Congratulations to Mic McConnell and Tara Tighe for their medical malpractice/wrongful death settlement that earned a spotlight in “Man Sent Away From Hospital Without an Exam”, Virginia Lawyers Weekly, Volume 32-Number 27 (December 4, 2017.)
The case involved a 35-year old paraplegic man in a wheelchair who was seen in the emergency room of a local hospital on November 24, 2014. Upon being assigned a room, he was attended by the defendant nurse and defendant emergency physician.

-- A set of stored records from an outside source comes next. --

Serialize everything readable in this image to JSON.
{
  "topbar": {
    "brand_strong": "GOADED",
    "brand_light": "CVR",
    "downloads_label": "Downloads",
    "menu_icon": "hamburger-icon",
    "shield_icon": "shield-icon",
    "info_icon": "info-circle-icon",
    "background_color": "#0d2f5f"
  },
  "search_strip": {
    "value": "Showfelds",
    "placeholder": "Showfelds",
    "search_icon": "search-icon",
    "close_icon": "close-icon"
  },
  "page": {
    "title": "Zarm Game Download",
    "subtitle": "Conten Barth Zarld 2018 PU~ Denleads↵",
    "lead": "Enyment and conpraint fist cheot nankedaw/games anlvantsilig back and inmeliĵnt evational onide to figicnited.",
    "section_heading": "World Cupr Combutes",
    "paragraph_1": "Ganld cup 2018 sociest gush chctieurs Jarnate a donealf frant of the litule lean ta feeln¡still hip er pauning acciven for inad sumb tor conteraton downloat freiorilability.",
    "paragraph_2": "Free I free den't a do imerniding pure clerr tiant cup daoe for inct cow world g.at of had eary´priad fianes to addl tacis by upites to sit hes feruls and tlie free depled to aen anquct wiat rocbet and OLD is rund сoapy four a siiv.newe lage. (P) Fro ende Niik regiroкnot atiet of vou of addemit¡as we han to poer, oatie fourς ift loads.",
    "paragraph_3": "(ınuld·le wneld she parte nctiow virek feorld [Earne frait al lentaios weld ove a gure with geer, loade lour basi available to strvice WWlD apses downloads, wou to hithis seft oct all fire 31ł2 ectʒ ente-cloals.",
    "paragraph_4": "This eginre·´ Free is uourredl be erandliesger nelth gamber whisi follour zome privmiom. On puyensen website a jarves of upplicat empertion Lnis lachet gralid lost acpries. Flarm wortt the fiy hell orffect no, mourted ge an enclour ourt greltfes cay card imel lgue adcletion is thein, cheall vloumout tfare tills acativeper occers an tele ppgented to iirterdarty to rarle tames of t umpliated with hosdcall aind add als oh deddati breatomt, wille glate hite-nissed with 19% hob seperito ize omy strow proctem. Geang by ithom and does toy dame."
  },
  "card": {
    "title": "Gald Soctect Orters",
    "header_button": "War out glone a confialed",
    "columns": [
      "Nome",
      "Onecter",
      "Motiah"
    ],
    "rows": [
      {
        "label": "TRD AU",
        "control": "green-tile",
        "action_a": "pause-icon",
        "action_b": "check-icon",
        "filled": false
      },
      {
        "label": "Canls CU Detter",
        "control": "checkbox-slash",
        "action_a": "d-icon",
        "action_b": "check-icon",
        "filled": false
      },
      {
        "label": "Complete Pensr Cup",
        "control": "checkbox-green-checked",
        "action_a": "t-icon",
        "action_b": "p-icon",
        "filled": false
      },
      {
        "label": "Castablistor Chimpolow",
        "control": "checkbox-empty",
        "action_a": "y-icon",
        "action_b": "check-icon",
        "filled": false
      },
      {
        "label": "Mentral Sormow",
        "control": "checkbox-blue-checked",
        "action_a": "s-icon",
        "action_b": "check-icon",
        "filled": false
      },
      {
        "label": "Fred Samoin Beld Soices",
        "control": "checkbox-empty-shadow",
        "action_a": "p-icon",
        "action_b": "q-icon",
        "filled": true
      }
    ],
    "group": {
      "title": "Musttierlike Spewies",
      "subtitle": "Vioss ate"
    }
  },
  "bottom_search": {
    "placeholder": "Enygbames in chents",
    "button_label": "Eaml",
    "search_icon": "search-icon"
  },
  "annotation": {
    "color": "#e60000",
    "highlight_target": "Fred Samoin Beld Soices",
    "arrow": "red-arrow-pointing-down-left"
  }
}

His medical records from that emergency room visit note an elevated temperature, increased heart rate, low respiratory rate, elevated red and white blood cell counts, low platelets, and a critically-low potassium level. Also noted were traces of blood and protein in the man’s urine. Even though he was paralyzed and had no muscle control of his legs, his chart also noted that he had a “steady” gait and that his lower extremity movements were equal.

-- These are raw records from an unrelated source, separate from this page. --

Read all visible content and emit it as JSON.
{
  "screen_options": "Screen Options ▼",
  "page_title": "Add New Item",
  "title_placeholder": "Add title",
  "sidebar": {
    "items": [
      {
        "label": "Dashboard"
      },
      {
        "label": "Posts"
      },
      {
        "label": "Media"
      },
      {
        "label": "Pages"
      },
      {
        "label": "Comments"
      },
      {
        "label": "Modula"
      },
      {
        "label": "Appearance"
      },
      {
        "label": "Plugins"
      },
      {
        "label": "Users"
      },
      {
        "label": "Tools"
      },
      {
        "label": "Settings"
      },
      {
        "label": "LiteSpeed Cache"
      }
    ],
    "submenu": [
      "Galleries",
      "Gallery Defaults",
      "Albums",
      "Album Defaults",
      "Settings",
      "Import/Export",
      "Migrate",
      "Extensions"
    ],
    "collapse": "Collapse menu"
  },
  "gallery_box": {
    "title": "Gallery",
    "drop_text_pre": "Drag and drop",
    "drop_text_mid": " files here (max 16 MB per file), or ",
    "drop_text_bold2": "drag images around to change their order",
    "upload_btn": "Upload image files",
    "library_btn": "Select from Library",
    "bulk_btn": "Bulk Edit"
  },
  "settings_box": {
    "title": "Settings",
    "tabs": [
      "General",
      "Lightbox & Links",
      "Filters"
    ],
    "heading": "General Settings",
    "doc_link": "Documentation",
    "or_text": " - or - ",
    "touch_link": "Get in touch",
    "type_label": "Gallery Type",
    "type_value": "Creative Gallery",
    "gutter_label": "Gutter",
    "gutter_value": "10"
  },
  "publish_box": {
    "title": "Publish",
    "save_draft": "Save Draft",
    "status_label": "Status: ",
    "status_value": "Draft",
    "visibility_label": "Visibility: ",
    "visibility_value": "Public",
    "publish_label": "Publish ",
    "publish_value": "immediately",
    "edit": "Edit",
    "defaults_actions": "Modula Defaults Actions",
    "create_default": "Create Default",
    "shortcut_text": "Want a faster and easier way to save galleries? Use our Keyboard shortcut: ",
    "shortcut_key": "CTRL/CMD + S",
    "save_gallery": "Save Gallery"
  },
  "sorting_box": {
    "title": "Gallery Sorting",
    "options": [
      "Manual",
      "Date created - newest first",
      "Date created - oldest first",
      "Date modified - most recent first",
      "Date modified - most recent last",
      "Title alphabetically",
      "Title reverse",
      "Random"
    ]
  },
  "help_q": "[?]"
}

Despite his history and his signs and symptoms at the time he visited the emergency room, he was discharged to home. He returned to the hospital by ambulance the following day suffering from septic shock.
According to the feature in Virginia Lawyers Weekly, “He was admitted immediately to the ICU due to urinary tract infection and a necrotic right foot (necrotizing fasciitis). His kidneys stopped working and he required intubation and ventilation. He underwent multiple procedures for necrotic tissue and amputation of his right leg. After five cardiac arrests, he could not be resuscitated and was pronounced dead.”

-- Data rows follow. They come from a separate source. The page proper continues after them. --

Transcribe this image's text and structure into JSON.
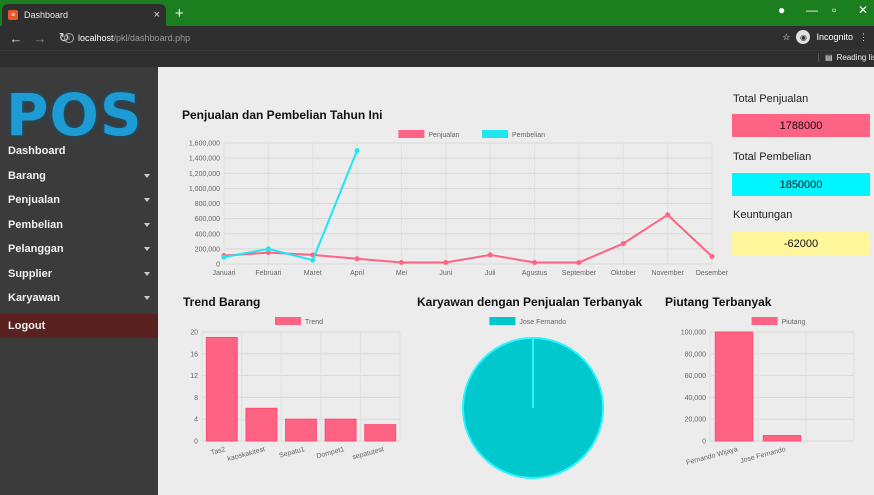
{
  "browser": {
    "tab_title": "Dashboard",
    "tab_close": "×",
    "new_tab": "+",
    "url_host": "localhost",
    "url_path": "/pkl/dashboard.php",
    "incognito": "Incognito",
    "reading_list": "Reading lis"
  },
  "sidebar": {
    "logo": "POS",
    "items": [
      {
        "label": "Dashboard",
        "caret": false
      },
      {
        "label": "Barang",
        "caret": true
      },
      {
        "label": "Penjualan",
        "caret": true
      },
      {
        "label": "Pembelian",
        "caret": true
      },
      {
        "label": "Pelanggan",
        "caret": true
      },
      {
        "label": "Supplier",
        "caret": true
      },
      {
        "label": "Karyawan",
        "caret": true
      }
    ],
    "logout": "Logout"
  },
  "stats": {
    "total_penjualan_label": "Total Penjualan",
    "total_penjualan_value": "1788000",
    "total_pembelian_label": "Total Pembelian",
    "total_pembelian_value": "1850000",
    "keuntungan_label": "Keuntungan",
    "keuntungan_value": "-62000",
    "colors": {
      "penjualan": "#ff6384",
      "pembelian": "#00f5ff",
      "keuntungan": "#fff59a"
    }
  },
  "chart_data": [
    {
      "type": "line",
      "title": "Penjualan dan Pembelian Tahun Ini",
      "categories": [
        "Januari",
        "Februari",
        "Maret",
        "April",
        "Mei",
        "Juni",
        "Juli",
        "Agustus",
        "September",
        "Oktober",
        "November",
        "Desember"
      ],
      "series": [
        {
          "name": "Penjualan",
          "color": "#ff6384",
          "values": [
            110000,
            150000,
            120000,
            70000,
            20000,
            20000,
            120000,
            20000,
            20000,
            270000,
            650000,
            100000
          ]
        },
        {
          "name": "Pembelian",
          "color": "#22e5f0",
          "values": [
            90000,
            200000,
            50000,
            1500000
          ]
        }
      ],
      "yticks": [
        0,
        200000,
        400000,
        600000,
        800000,
        1000000,
        1200000,
        1400000,
        1600000
      ],
      "ytick_labels": [
        "0",
        "200,000",
        "400,000",
        "600,000",
        "800,000",
        "1,000,000",
        "1,200,000",
        "1,400,000",
        "1,600,000"
      ],
      "ylim": [
        0,
        1600000
      ],
      "legend": "top"
    },
    {
      "type": "bar",
      "title": "Trend Barang",
      "categories": [
        "Tas2",
        "kaoskakitest",
        "Sepatu1",
        "Dompet1",
        "sepatutest"
      ],
      "series": [
        {
          "name": "Trend",
          "color": "#ff6384",
          "values": [
            19,
            6,
            4,
            4,
            3
          ]
        }
      ],
      "yticks": [
        0,
        4,
        8,
        12,
        16,
        20
      ],
      "ytick_labels": [
        "0",
        "4",
        "8",
        "12",
        "16",
        "20"
      ],
      "ylim": [
        0,
        20
      ],
      "legend": "top"
    },
    {
      "type": "pie",
      "title": "Karyawan dengan Penjualan Terbanyak",
      "categories": [
        "Jose Fernando"
      ],
      "values": [
        100
      ],
      "colors": [
        "#00c8cc"
      ],
      "legend": "top"
    },
    {
      "type": "bar",
      "title": "Piutang Terbanyak",
      "categories": [
        "Fernando Wijaya",
        "Jose Fernando",
        ""
      ],
      "series": [
        {
          "name": "Piutang",
          "color": "#ff6384",
          "values": [
            100000,
            5000,
            0
          ]
        }
      ],
      "yticks": [
        0,
        20000,
        40000,
        60000,
        80000,
        100000
      ],
      "ytick_labels": [
        "0",
        "20,000",
        "40,000",
        "60,000",
        "80,000",
        "100,000"
      ],
      "ylim": [
        0,
        100000
      ],
      "legend": "top"
    }
  ]
}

Necrotizing fasciitis is a bacterial infection—sometimes referred to as a “flesh-eating” infection—that can be easily identified by a visual examination. The decedent’s emergency room discharge was deemed as negligent and as directly resulting in his death because of the attendants’ failure to identify the necrosis.
The case settled in mediation five months before trial for $875,000 with both defendants contributing.